According to a 2013 report by the ACLU, the American Civil Liberties Union, “Databases of license plate reader information create opportunities for institutional abuse” and “open the door to abusive tracking.” The report adds, “Anyone with access to these systems could track his boss, his ex-wife, his romantic or workplace rivals, friends, enemies, neighbors, family.”

The report highlights a ruling by the U.S. Court of Appeals for the D.C. Circuit, which states, “A person who knows all of another’s travels can deduce whether he is a weekly church-goer, a heavy drinker, a regular at the gym, an unfaithful husband, an outpatient receiving medical treatment, an associate of particular individuals or political groups — and not just one such fact about a person, but all such facts.”

It is currently unclear what measures Chaverim is taking to protect the data from misuse or abuse. 

According to an article last year in the Yiddish-language Shtiebel magazine, Yosef Margaretten, the Chaverim coordinator and a member of the Ramapo Taxi and Limousine Commission, urged another Monsey organization, Mareches, to demand that non-Jewish taxicab companies have security cameras installed in all vehicles and give Chaverim access to the footage at all times.

Chaverim has declined Shtetl’s repeated requests for comment.

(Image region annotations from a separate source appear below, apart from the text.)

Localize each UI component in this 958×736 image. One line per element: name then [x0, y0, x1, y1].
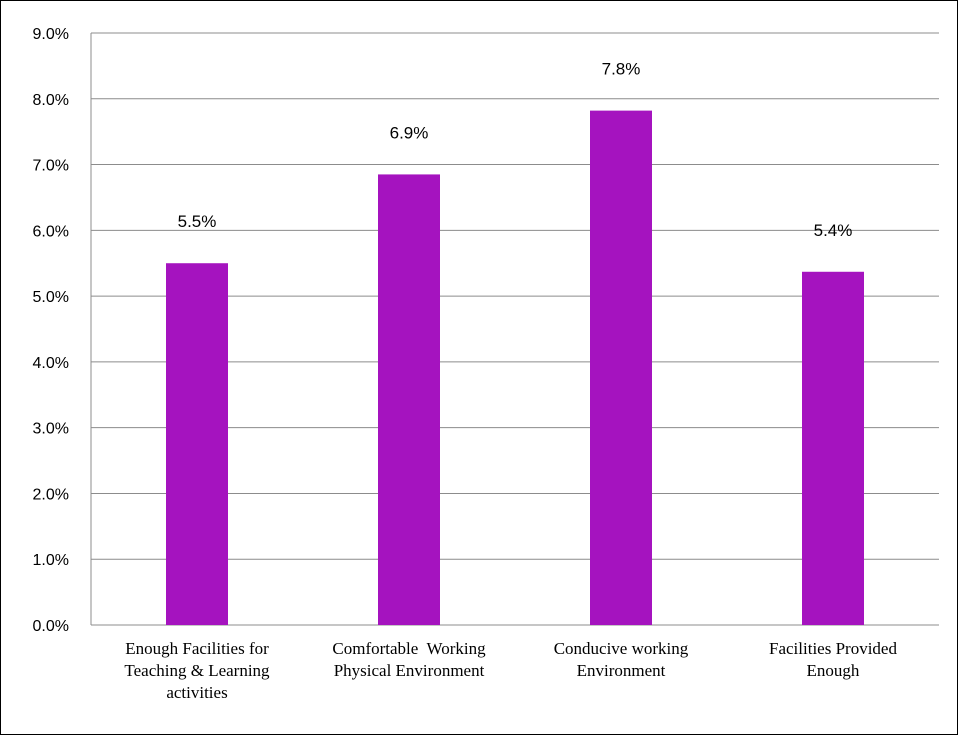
bar	[166, 263, 228, 625]
x-tick-label-line: activities	[166, 683, 227, 702]
x-tick-label: Facilities Provided Enough	[769, 639, 897, 680]
x-tick-label-line: Environment	[577, 661, 666, 680]
x-tick-label: Comfortable Working Physical Environment	[332, 639, 486, 680]
y-tick-label: 5.0%	[33, 289, 69, 306]
y-tick-label: 0.0%	[33, 618, 69, 635]
y-tick-label: 9.0%	[33, 26, 69, 43]
y-tick-label: 3.0%	[33, 421, 69, 438]
data-label: 7.8%	[602, 60, 641, 79]
x-tick-label: Conducive working Environment	[554, 639, 689, 680]
x-tick-label-line: Comfortable Working	[332, 639, 486, 658]
y-tick-label: 4.0%	[33, 355, 69, 372]
x-tick-label-line: Teaching & Learning	[124, 661, 270, 680]
x-tick-label: Enough Facilities for Teaching & Learning…	[124, 639, 270, 702]
bar	[802, 271, 864, 625]
data-label: 6.9%	[390, 123, 429, 142]
y-tick-label: 7.0%	[33, 158, 69, 175]
x-tick-label-line: Enough	[807, 661, 860, 680]
y-tick-label: 1.0%	[33, 552, 69, 569]
y-tick-label: 6.0%	[33, 223, 69, 240]
y-tick-label: 2.0%	[33, 486, 69, 503]
x-tick-label-line: Facilities Provided	[769, 639, 897, 658]
x-tick-label-line: Physical Environment	[334, 661, 485, 680]
y-tick-label: 8.0%	[33, 92, 69, 109]
data-label: 5.5%	[178, 212, 217, 231]
x-tick-label-line: Conducive working	[554, 639, 689, 658]
bar	[590, 110, 652, 625]
bar	[378, 174, 440, 625]
x-tick-label-line: Enough Facilities for	[125, 639, 269, 658]
data-label: 5.4%	[814, 221, 853, 240]
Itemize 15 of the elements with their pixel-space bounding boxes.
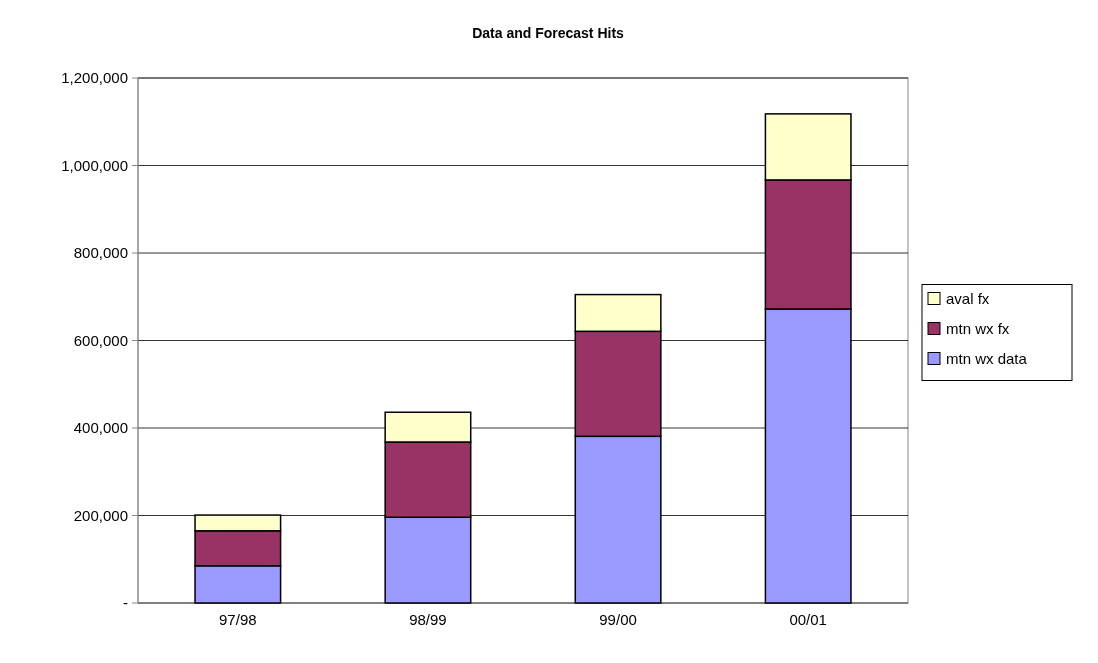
y-tick-label: 600,000 <box>73 331 128 349</box>
y-tick-label: 1,200,000 <box>61 69 128 87</box>
y-tick-label: 800,000 <box>73 244 128 262</box>
x-tick-label: 98/99 <box>409 611 447 628</box>
x-tick-label: 99/00 <box>599 611 637 628</box>
chart-title: Data and Forecast Hits <box>472 25 625 41</box>
y-tick-label: 400,000 <box>73 419 128 437</box>
y-tick-label: 200,000 <box>73 506 128 524</box>
x-tick-label: 97/98 <box>219 611 257 628</box>
legend-label: aval fx <box>946 289 990 307</box>
x-tick-label: 00/01 <box>789 611 827 628</box>
legend-label: mtn wx fx <box>946 319 1010 337</box>
y-tick-label: 1,000,000 <box>61 156 128 174</box>
legend-label: mtn wx data <box>946 349 1028 367</box>
y-tick-label: - <box>123 594 128 612</box>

Ramapo Police Detective Sergeant Michael Higgins told Shtetl that Chaverim’s security camera initiative was an independent program and not directly affiliated with the police department in any way. But, he added, any information the police receive from groups like Chaverim are “absolutely welcomed and helpful to us.”

An ongoing crowdfunding campaign for Chaverim has received over a million dollars in donations, and includes the UJA-Federation of New York among its sponsors.